Croatian National Opera, in collaboration with Würzburg’s (Germany) Mainfranken Theater has made quite a forceful case for Parsifal.

Richard Wagner: Parsifal

Amfortas: Davor Radić; Titurel: Ivica Trubić; Gurnemanz: Claudius Muth; Parsifal: John Charles Pierce; Klingsor: Anton Keremidchiev; Kundry: Dubravka Šeparović Mušović; Conductor: Saša Britvić; Director: Kurt Josef Schildknecht; Set Design: Rudolf Rischer; Costume Design: Gera Graf; Lighting Design: Roger Vanoni

 

They have accomplished this first and foremost by assembling a cast of superlative singers, with pride of place going to the intriguing Kundry as impersonated by Dubravka Šeparović Mušović. She is an artist of great imagination and infinite variety.

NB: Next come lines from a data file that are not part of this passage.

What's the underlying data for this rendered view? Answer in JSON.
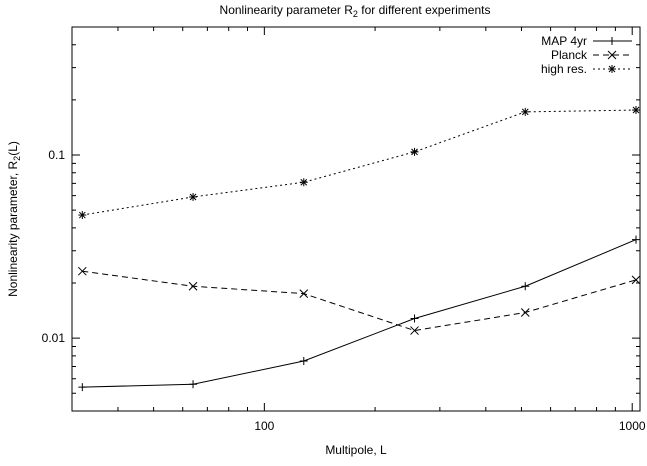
{
  "chart_data": {
    "type": "line",
    "title": "Nonlinearity parameter R",
    "title_sub": "2",
    "title_suffix": " for different experiments",
    "xlabel": "Multipole, L",
    "ylabel": "Nonlinearity parameter, R",
    "ylabel_sub": "2",
    "ylabel_suffix": "(L)",
    "xscale": "log",
    "yscale": "log",
    "xlim": [
      30,
      1050
    ],
    "ylim": [
      0.004,
      0.5
    ],
    "xticks": [
      {
        "value": 100,
        "label": "100"
      },
      {
        "value": 1000,
        "label": "1000"
      }
    ],
    "yticks": [
      {
        "value": 0.01,
        "label": "0.01"
      },
      {
        "value": 0.1,
        "label": "0.1"
      }
    ],
    "grid": false,
    "legend_position": "top-right",
    "series": [
      {
        "name": "MAP 4yr",
        "line_style": "solid",
        "marker": "plus",
        "x": [
          32,
          64,
          128,
          256,
          512,
          1024
        ],
        "y": [
          0.0054,
          0.0056,
          0.0075,
          0.0128,
          0.0192,
          0.0345
        ]
      },
      {
        "name": "Planck",
        "line_style": "dashed",
        "marker": "cross",
        "x": [
          32,
          64,
          128,
          256,
          512,
          1024
        ],
        "y": [
          0.0232,
          0.0192,
          0.0175,
          0.011,
          0.0138,
          0.0208
        ]
      },
      {
        "name": "high res.",
        "line_style": "dotted",
        "marker": "star",
        "x": [
          32,
          64,
          128,
          256,
          512,
          1024
        ],
        "y": [
          0.047,
          0.059,
          0.071,
          0.104,
          0.172,
          0.176
        ]
      }
    ]
  }
}
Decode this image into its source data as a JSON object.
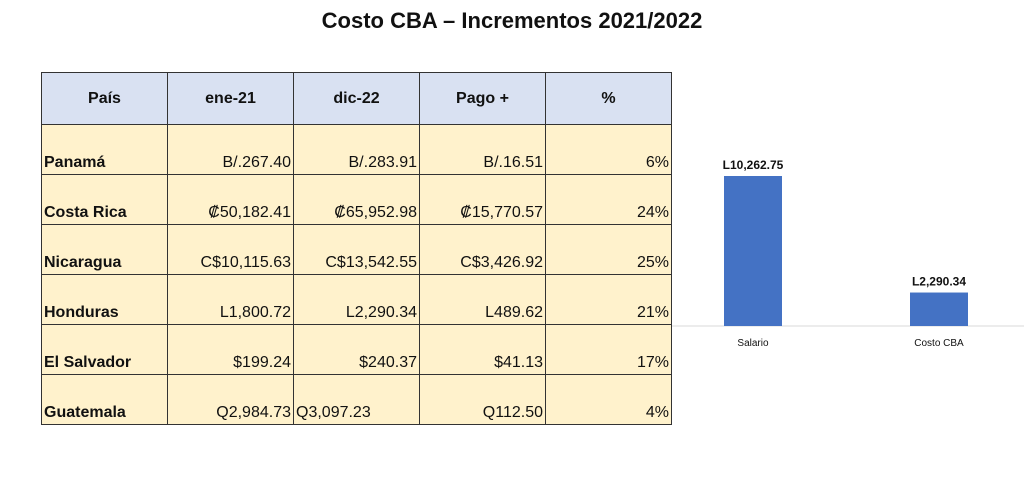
{
  "title": "Costo CBA – Incrementos 2021/2022",
  "table": {
    "headers": [
      "País",
      "ene-21",
      "dic-22",
      "Pago +",
      "%"
    ],
    "rows": [
      {
        "country": "Panamá",
        "ene21": "B/.267.40",
        "dic22": "B/.283.91",
        "pago": "B/.16.51",
        "pct": "6%"
      },
      {
        "country": "Costa Rica",
        "ene21": "₡50,182.41",
        "dic22": "₡65,952.98",
        "pago": "₡15,770.57",
        "pct": "24%"
      },
      {
        "country": "Nicaragua",
        "ene21": "C$10,115.63",
        "dic22": "C$13,542.55",
        "pago": "C$3,426.92",
        "pct": "25%"
      },
      {
        "country": "Honduras",
        "ene21": "L1,800.72",
        "dic22": "L2,290.34",
        "pago": "L489.62",
        "pct": "21%"
      },
      {
        "country": "El Salvador",
        "ene21": "$199.24",
        "dic22": "$240.37",
        "pago": "$41.13",
        "pct": "17%"
      },
      {
        "country": "Guatemala",
        "ene21": "Q2,984.73",
        "dic22": "Q3,097.23",
        "pago": "Q112.50",
        "pct": "4%"
      }
    ]
  },
  "chart_data": {
    "type": "bar",
    "categories": [
      "Salario",
      "Costo CBA"
    ],
    "values": [
      10262.75,
      2290.34
    ],
    "data_labels": [
      "L10,262.75",
      "L2,290.34"
    ],
    "ylim": [
      0,
      13000
    ],
    "grid": false,
    "bar_color": "#4472c4"
  }
}
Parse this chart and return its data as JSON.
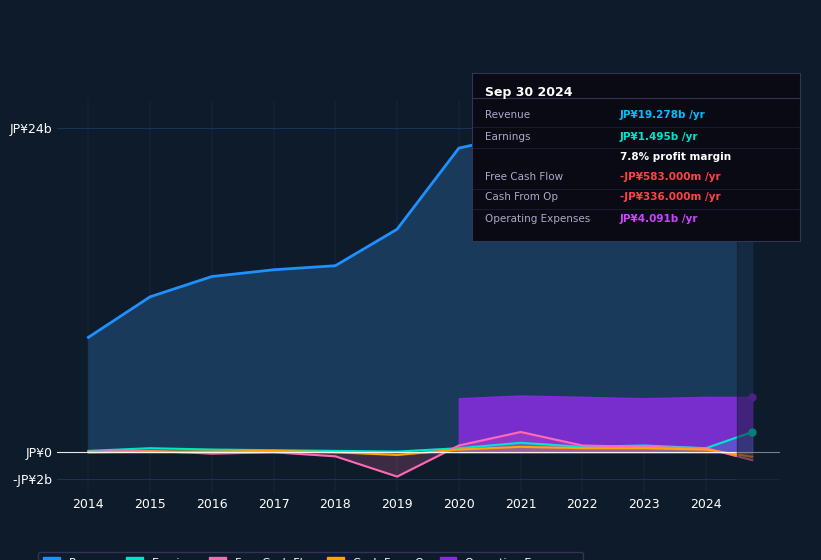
{
  "background_color": "#0d1b2a",
  "chart_bg_color": "#0d1b2a",
  "title_box": {
    "date": "Sep 30 2024",
    "rows": [
      {
        "label": "Revenue",
        "value": "JP¥19.278b /yr",
        "value_color": "#00bfff"
      },
      {
        "label": "Earnings",
        "value": "JP¥1.495b /yr",
        "value_color": "#00e5cc"
      },
      {
        "label": "",
        "value": "7.8% profit margin",
        "value_color": "#ffffff"
      },
      {
        "label": "Free Cash Flow",
        "value": "-JP¥583.000m /yr",
        "value_color": "#ff4444"
      },
      {
        "label": "Cash From Op",
        "value": "-JP¥336.000m /yr",
        "value_color": "#ff4444"
      },
      {
        "label": "Operating Expenses",
        "value": "JP¥4.091b /yr",
        "value_color": "#cc44ff"
      }
    ]
  },
  "years": [
    2014,
    2015,
    2016,
    2017,
    2018,
    2019,
    2020,
    2021,
    2022,
    2023,
    2024,
    2024.75
  ],
  "revenue": [
    8.5,
    11.5,
    13.0,
    13.5,
    13.8,
    16.5,
    22.5,
    23.5,
    20.5,
    19.5,
    18.0,
    19.278
  ],
  "earnings": [
    0.1,
    0.3,
    0.2,
    0.15,
    0.1,
    0.05,
    0.3,
    0.7,
    0.4,
    0.5,
    0.3,
    1.495
  ],
  "free_cash_flow": [
    0.05,
    0.1,
    -0.1,
    0.0,
    -0.3,
    -1.8,
    0.5,
    1.5,
    0.5,
    0.4,
    0.3,
    -0.583
  ],
  "cash_from_op": [
    0.0,
    0.05,
    0.05,
    0.1,
    0.0,
    -0.2,
    0.2,
    0.4,
    0.3,
    0.3,
    0.2,
    -0.336
  ],
  "operating_expenses": [
    0.0,
    0.0,
    0.0,
    0.0,
    0.0,
    0.0,
    4.0,
    4.2,
    4.1,
    4.0,
    4.1,
    4.091
  ],
  "revenue_color": "#1e90ff",
  "revenue_fill": "#1a3a5c",
  "earnings_color": "#00e5cc",
  "free_cash_flow_color": "#ff69b4",
  "cash_from_op_color": "#ffa500",
  "operating_expenses_color": "#8a2be2",
  "operating_expenses_fill": "#5a1a9a",
  "ylim": [
    -3.0,
    26.0
  ],
  "yticks": [
    -2,
    0,
    24
  ],
  "ytick_labels": [
    "-JP¥2b",
    "JP¥0",
    "JP¥24b"
  ],
  "xlim": [
    2013.5,
    2025.2
  ],
  "xticks": [
    2014,
    2015,
    2016,
    2017,
    2018,
    2019,
    2020,
    2021,
    2022,
    2023,
    2024
  ],
  "grid_color": "#1e3a5f",
  "legend_items": [
    {
      "label": "Revenue",
      "color": "#1e90ff"
    },
    {
      "label": "Earnings",
      "color": "#00e5cc"
    },
    {
      "label": "Free Cash Flow",
      "color": "#ff69b4"
    },
    {
      "label": "Cash From Op",
      "color": "#ffa500"
    },
    {
      "label": "Operating Expenses",
      "color": "#8a2be2"
    }
  ]
}
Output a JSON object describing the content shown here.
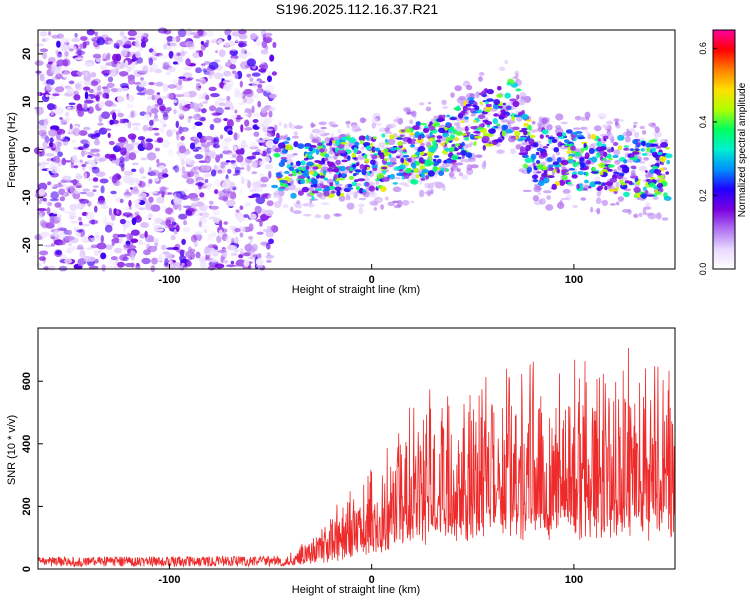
{
  "title": "S196.2025.112.16.37.R21",
  "chart_data": [
    {
      "type": "heatmap",
      "xlabel": "Height of straight line (km)",
      "ylabel": "Frequency (Hz)",
      "xlim": [
        -165,
        150
      ],
      "ylim": [
        -25,
        25
      ],
      "xticks": [
        -100,
        0,
        100
      ],
      "yticks": [
        -20,
        -10,
        0,
        10,
        20
      ],
      "colorbar": {
        "label": "Normalized spectral amplitude",
        "range": [
          0,
          0.65
        ],
        "ticks": [
          "0.0",
          "0.2",
          "0.4",
          "0.6"
        ],
        "colors": [
          "#ffffff",
          "#e8d8ff",
          "#b070f0",
          "#7a00e0",
          "#2000ff",
          "#0090ff",
          "#00f0d0",
          "#00ff60",
          "#b0ff00",
          "#ffe000",
          "#ff8000",
          "#ff0000",
          "#ff00a0"
        ]
      },
      "noise_region": {
        "x": [
          -165,
          -48
        ],
        "freq": [
          -25,
          25
        ]
      },
      "signal_track": {
        "x": [
          -48,
          -35,
          -20,
          -5,
          5,
          20,
          35,
          50,
          60,
          68,
          72,
          76,
          80,
          90,
          100,
          110,
          120,
          130,
          140,
          147
        ],
        "freq": [
          -2,
          -5,
          -4,
          -3,
          -3,
          -1,
          1,
          5,
          7,
          9,
          8,
          2,
          -1,
          -3,
          -2,
          -3,
          -3,
          -4,
          -4,
          -5
        ],
        "width_hz": 6
      }
    },
    {
      "type": "line",
      "xlabel": "Height of straight line (km)",
      "ylabel": "SNR (10 * v/v)",
      "xlim": [
        -165,
        150
      ],
      "ylim": [
        0,
        770
      ],
      "xticks": [
        -100,
        0,
        100
      ],
      "yticks": [
        0,
        200,
        400,
        600
      ],
      "color": "#ee2a2a",
      "envelope": {
        "x": [
          -165,
          -45,
          -35,
          -25,
          -10,
          0,
          10,
          25,
          40,
          60,
          80,
          100,
          120,
          140,
          150
        ],
        "max": [
          30,
          35,
          90,
          150,
          250,
          330,
          420,
          560,
          620,
          640,
          660,
          660,
          690,
          650,
          640
        ],
        "base": [
          10,
          12,
          20,
          30,
          50,
          70,
          90,
          120,
          140,
          150,
          150,
          150,
          150,
          150,
          150
        ]
      }
    }
  ]
}
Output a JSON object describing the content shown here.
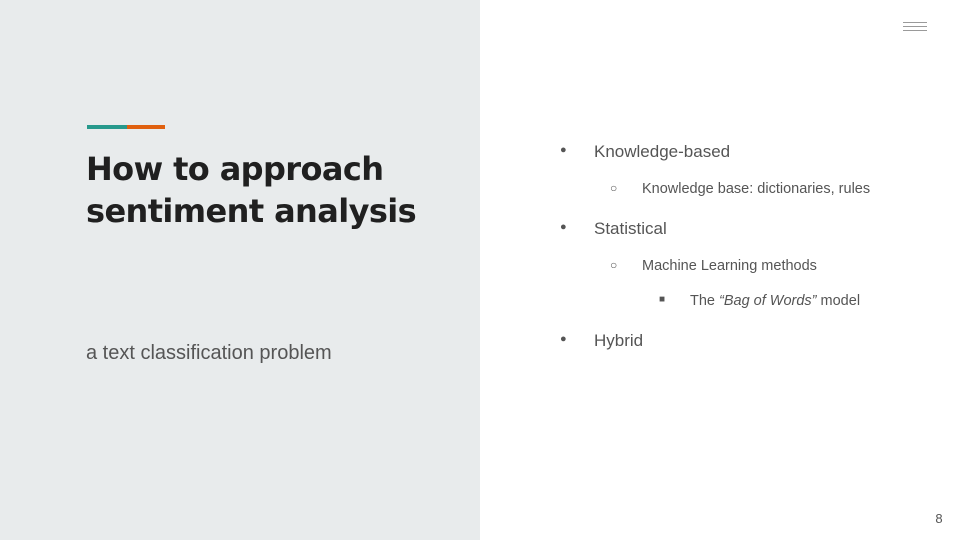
{
  "slide": {
    "title_line1": "How to approach",
    "title_line2": "sentiment analysis",
    "subtitle": "a text classification problem",
    "page_number": "8",
    "colors": {
      "left_panel_bg": "#e8ebec",
      "accent_teal": "#27998c",
      "accent_orange": "#e0600f"
    }
  },
  "bullets": [
    {
      "marker": "●",
      "text": "Knowledge-based"
    },
    {
      "marker": "○",
      "text": "Knowledge base: dictionaries, rules"
    },
    {
      "marker": "●",
      "text": "Statistical"
    },
    {
      "marker": "○",
      "text": "Machine Learning methods"
    },
    {
      "marker": "■",
      "pre": "The ",
      "em": "“Bag of Words”",
      "post": " model"
    },
    {
      "marker": "●",
      "text": "Hybrid"
    }
  ],
  "icons": {
    "menu": "hamburger-menu-icon"
  }
}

In Act One, she is a displaced street person, in Two a glamorous seductress who seems on the verge of a nervous breakdown as she vacillates between being Klingsor’s willing accomplice and a penitent in search of redemption. Free-wheeling moments of unbridled lust give way to nervous, guilty tics and stomach-churning disgust (for the character, not us). This was a valid, fully engaged, undeniably schizophrenic take on the character and Ms. Mušović wholly owned it.Nor did she stint in the vocal arena as she let loose with an awesome arsenal of well-calculated effects including a smoldering low voice, searing top, well knit registers, tenderly caressed phrasings, and superbly controlled dynamics, remarkably all of a piece. There was not a moment that she was not invested in the emotional truth of Kundry’s musical lines as she fully immersed herself in a highly personal traversal of one of opera’s most complex characters.